Bloomberg's Mario Bertacche describes the plight and the stories of Syrian refugees in Italy, looking at an ersatz community in a Milan train station.
On the mezzanine of Milan’s main railway station, a Syrian family of six sits among hundreds of refugees as Claudia Schiffer, dressed as a medieval princess, smiles at them from a Dolce & Gabbana poster.
“For the moment, we’re stuck here,” Ahmed, 42, a house decorator from Daraa in southern Syria, said as volunteers handed out sandwiches with chocolate spread. “We don’t know what do to. We are worn out.”

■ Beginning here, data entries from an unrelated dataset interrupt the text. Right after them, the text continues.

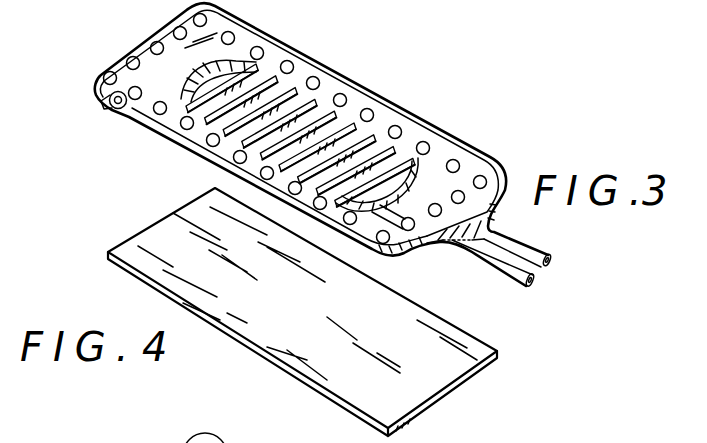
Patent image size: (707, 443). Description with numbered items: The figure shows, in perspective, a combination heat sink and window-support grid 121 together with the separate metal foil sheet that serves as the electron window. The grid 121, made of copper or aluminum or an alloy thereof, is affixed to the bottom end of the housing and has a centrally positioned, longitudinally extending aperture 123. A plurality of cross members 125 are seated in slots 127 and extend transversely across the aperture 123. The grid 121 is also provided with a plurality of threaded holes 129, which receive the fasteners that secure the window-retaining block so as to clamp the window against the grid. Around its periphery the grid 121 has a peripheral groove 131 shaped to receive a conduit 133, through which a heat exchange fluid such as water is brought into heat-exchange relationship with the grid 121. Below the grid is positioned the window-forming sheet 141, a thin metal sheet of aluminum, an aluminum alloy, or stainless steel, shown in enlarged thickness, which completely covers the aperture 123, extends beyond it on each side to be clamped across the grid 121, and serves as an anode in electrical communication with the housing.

In FIG. 3, the heat sink and window-support grid 121 is at (481, 152).
In FIG. 3, the aperture 123 is at (197, 77).
In FIG. 3, the cross members 125 is at (314, 124).
In FIG. 3, the slots 127 is at (416, 139).
In FIG. 3, the threaded holes 129 is at (395, 127).
In FIG. 3, the peripheral groove 131 is at (130, 114).
In FIG. 3, the conduit 133 is at (103, 102).
In FIG. 4, the window-forming sheet 141 is at (123, 250).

The grandiose terminus, replete with bas relief sculptures depicting Roman history and signs of the zodiac, has turned Italy’s fashion and business capital into an unlikely crossroads for thousands of people fleeing the Syrian civil war. Between platforms handling at least 600 trains a day and the polished white marble concourse, two worlds collide.
Ahmed, worried about being identified by his full name because of his illegal status, and his family are among the 28,000 Syrians who ended up in the station, Milano Centrale, over the past 12 months.
Rescued by the Italian navy after traffickers abandoned them in crammed dinghies in the Mediterranean Sea, they find themselves stranded en route to other countries as they struggle to navigate European Union asylum rules.